[r6rs-discuss] Why is (eqv? g g) unspecified when g is a procedure?
cowan at mercury.ccil.org
Tue Jul 17 21:15:37 EDT 2012
will at ccs.neu.edu scripsit:
> > Different definitions for different contexts. SML equality has ad-hoc
> > polymorphism; Scheme `eqv?` has universal polymorphism.
> That's news to me. Which of the Scheme reports/standards do you wish
> to cite as your source?
Any of them will do: given two values x, y, `(eqv? x y)` answers either
#t or #f. This is not the case in SML, where values cannot be compared
unless they have the same type, and only certain types can be compared
for equality at all.
> And how do you reconcile your just-so story with the change made long
> ago, when both (eqv? (vector) (vector)) and (eqv? (string) (string))
> were required to return true?
I don't understand the relevance of this question.
> > In SML, almost
> > everything is immutable, and Leibniz's criterion doesn't apply.

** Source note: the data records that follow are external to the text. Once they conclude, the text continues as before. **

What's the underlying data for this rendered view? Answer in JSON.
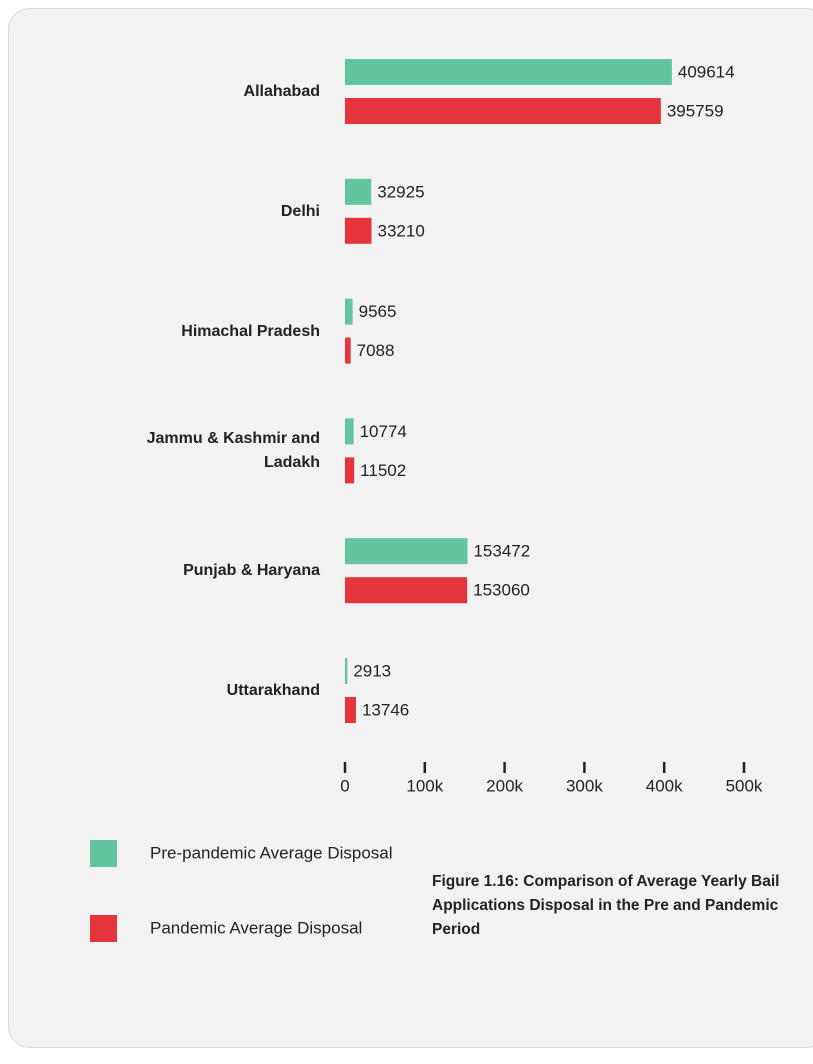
{
  "chart_data": {
    "type": "bar",
    "orientation": "horizontal",
    "title": "Figure 1.16: Comparison of Average Yearly Bail Applications Disposal in the Pre and Pandemic Period",
    "categories": [
      "Allahabad",
      "Delhi",
      "Himachal Pradesh",
      "Jammu & Kashmir and Ladakh",
      "Punjab & Haryana",
      "Uttarakhand"
    ],
    "series": [
      {
        "name": "Pre-pandemic Average Disposal",
        "color": "#63c5a0",
        "values": [
          409614,
          32925,
          9565,
          10774,
          153472,
          2913
        ]
      },
      {
        "name": "Pandemic Average Disposal",
        "color": "#e5343b",
        "values": [
          395759,
          33210,
          7088,
          11502,
          153060,
          13746
        ]
      }
    ],
    "xlim": [
      0,
      500000
    ],
    "xticks": [
      0,
      {
        "value": 100000,
        "label": "100k"
      },
      {
        "value": 200000,
        "label": "200k"
      },
      {
        "value": 300000,
        "label": "300k"
      },
      {
        "value": 400000,
        "label": "400k"
      },
      {
        "value": 500000,
        "label": "500k"
      }
    ],
    "legend": "bottom-left"
  }
}
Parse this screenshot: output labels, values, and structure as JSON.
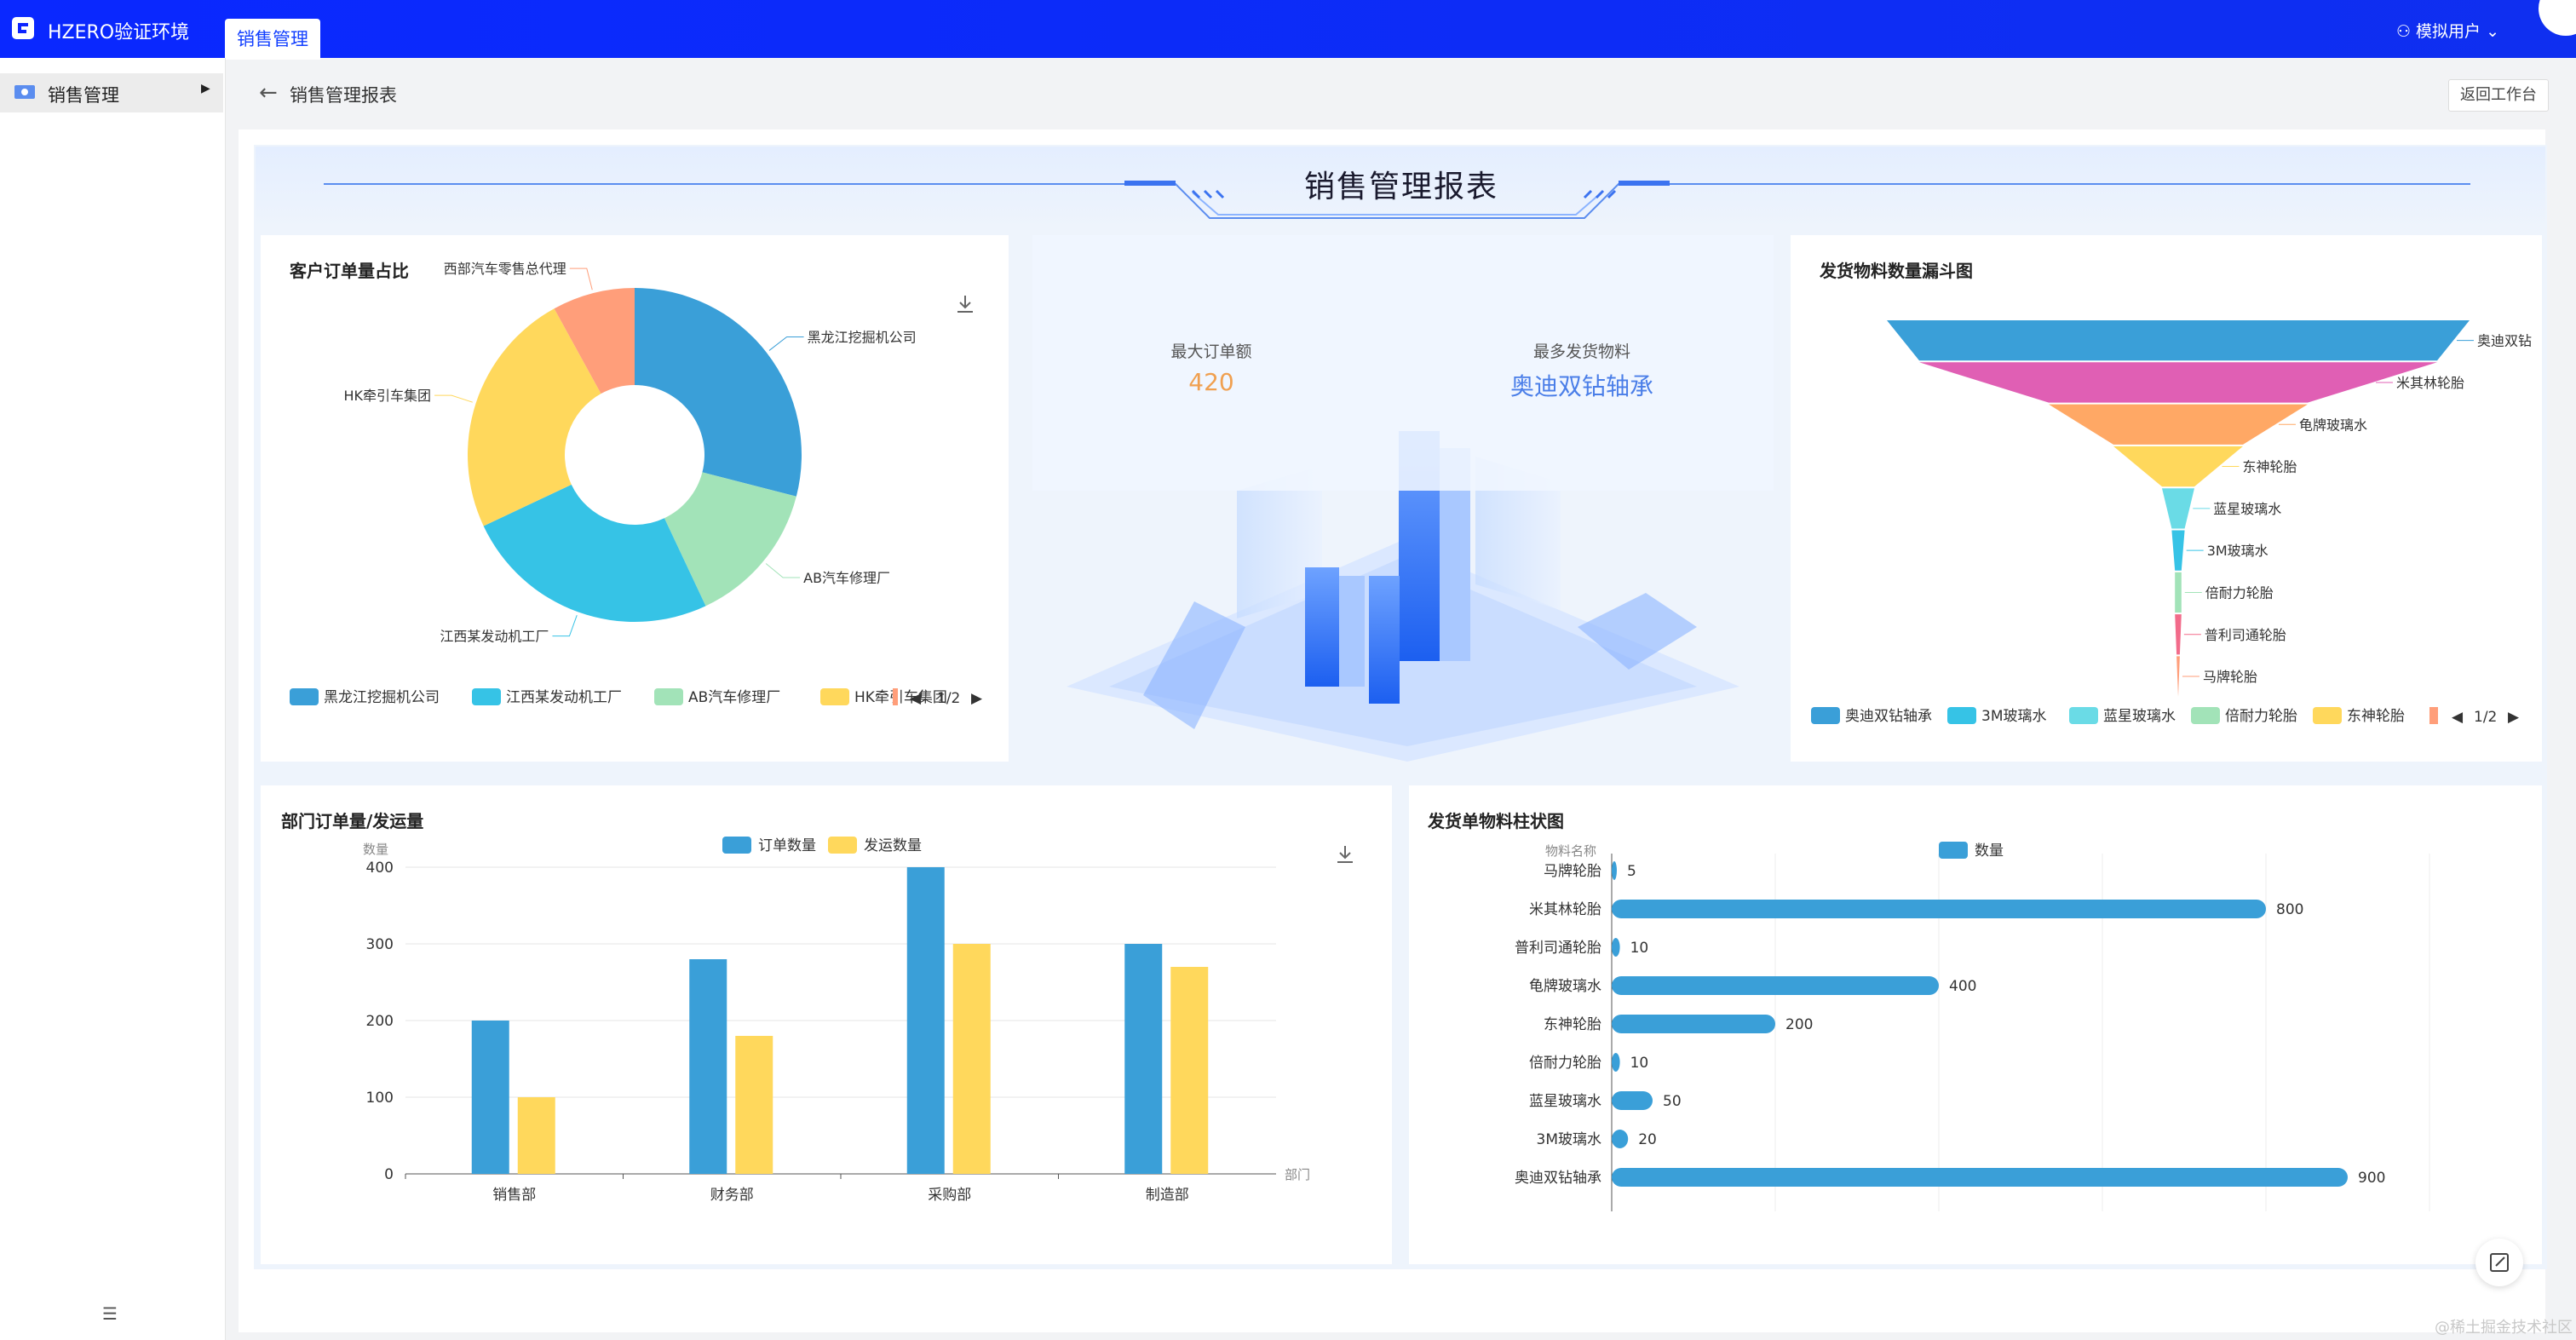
{
  "app": {
    "title": "HZERO验证环境",
    "top_tab": "销售管理",
    "user": "模拟用户"
  },
  "sidebar": {
    "items": [
      {
        "label": "销售管理"
      }
    ]
  },
  "breadcrumb": {
    "title": "销售管理报表",
    "return_label": "返回工作台"
  },
  "report": {
    "title": "销售管理报表"
  },
  "stats": {
    "max_order_label": "最大订单额",
    "max_order_value": "420",
    "top_material_label": "最多发货物料",
    "top_material_value": "奥迪双钻轴承"
  },
  "colors": {
    "blue": "#3a9fd8",
    "cyan": "#36c3e6",
    "green": "#a2e3b8",
    "yellow": "#ffd85c",
    "salmon": "#ff9e7a",
    "magenta": "#e05fb4",
    "orange": "#ffa865",
    "teal": "#6adbe6",
    "pink": "#f26b8a"
  },
  "watermark": "@稀土掘金技术社区",
  "chart_data": [
    {
      "type": "pie",
      "title": "客户订单量占比",
      "slices": [
        {
          "name": "黑龙江挖掘机公司",
          "value": 29
        },
        {
          "name": "AB汽车修理厂",
          "value": 14
        },
        {
          "name": "江西某发动机工厂",
          "value": 25
        },
        {
          "name": "HK牵引车集团",
          "value": 24
        },
        {
          "name": "西部汽车零售总代理",
          "value": 8
        }
      ],
      "legend": [
        "黑龙江挖掘机公司",
        "江西某发动机工厂",
        "AB汽车修理厂",
        "HK牵引车集团"
      ],
      "legend_page": "1/2"
    },
    {
      "type": "funnel",
      "title": "发货物料数量漏斗图",
      "categories": [
        "奥迪双钻",
        "米其林轮胎",
        "龟牌玻璃水",
        "东神轮胎",
        "蓝星玻璃水",
        "3M玻璃水",
        "倍耐力轮胎",
        "普利司通轮胎",
        "马牌轮胎"
      ],
      "values": [
        900,
        800,
        400,
        200,
        50,
        20,
        10,
        10,
        5
      ],
      "legend": [
        "奥迪双钻轴承",
        "3M玻璃水",
        "蓝星玻璃水",
        "倍耐力轮胎",
        "东神轮胎"
      ],
      "legend_page": "1/2"
    },
    {
      "type": "bar",
      "title": "部门订单量/发运量",
      "categories": [
        "销售部",
        "财务部",
        "采购部",
        "制造部"
      ],
      "series": [
        {
          "name": "订单数量",
          "values": [
            200,
            280,
            400,
            300
          ]
        },
        {
          "name": "发运数量",
          "values": [
            100,
            180,
            300,
            270
          ]
        }
      ],
      "ylabel": "数量",
      "xlabel": "部门",
      "ylim": [
        0,
        400
      ],
      "yticks": [
        0,
        100,
        200,
        300,
        400
      ]
    },
    {
      "type": "bar",
      "orientation": "horizontal",
      "title": "发货单物料柱状图",
      "categories": [
        "马牌轮胎",
        "米其林轮胎",
        "普利司通轮胎",
        "龟牌玻璃水",
        "东神轮胎",
        "倍耐力轮胎",
        "蓝星玻璃水",
        "3M玻璃水",
        "奥迪双钻轴承"
      ],
      "series": [
        {
          "name": "数量",
          "values": [
            5,
            800,
            10,
            400,
            200,
            10,
            50,
            20,
            900
          ]
        }
      ],
      "ylabel": "物料名称",
      "xlim": [
        0,
        1000
      ]
    }
  ]
}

> In Scheme, procedures have never been immutable (although they can
> refer to mutable objects), so I guess Leibniz's criterion doesn't
> apply to procedures.
I suppose you mean "have never been mutable". But Leibniz's criterion is
that identical objects are indiscernible rather than that indiscernible
objects are identical, so I ought not to have referred to it.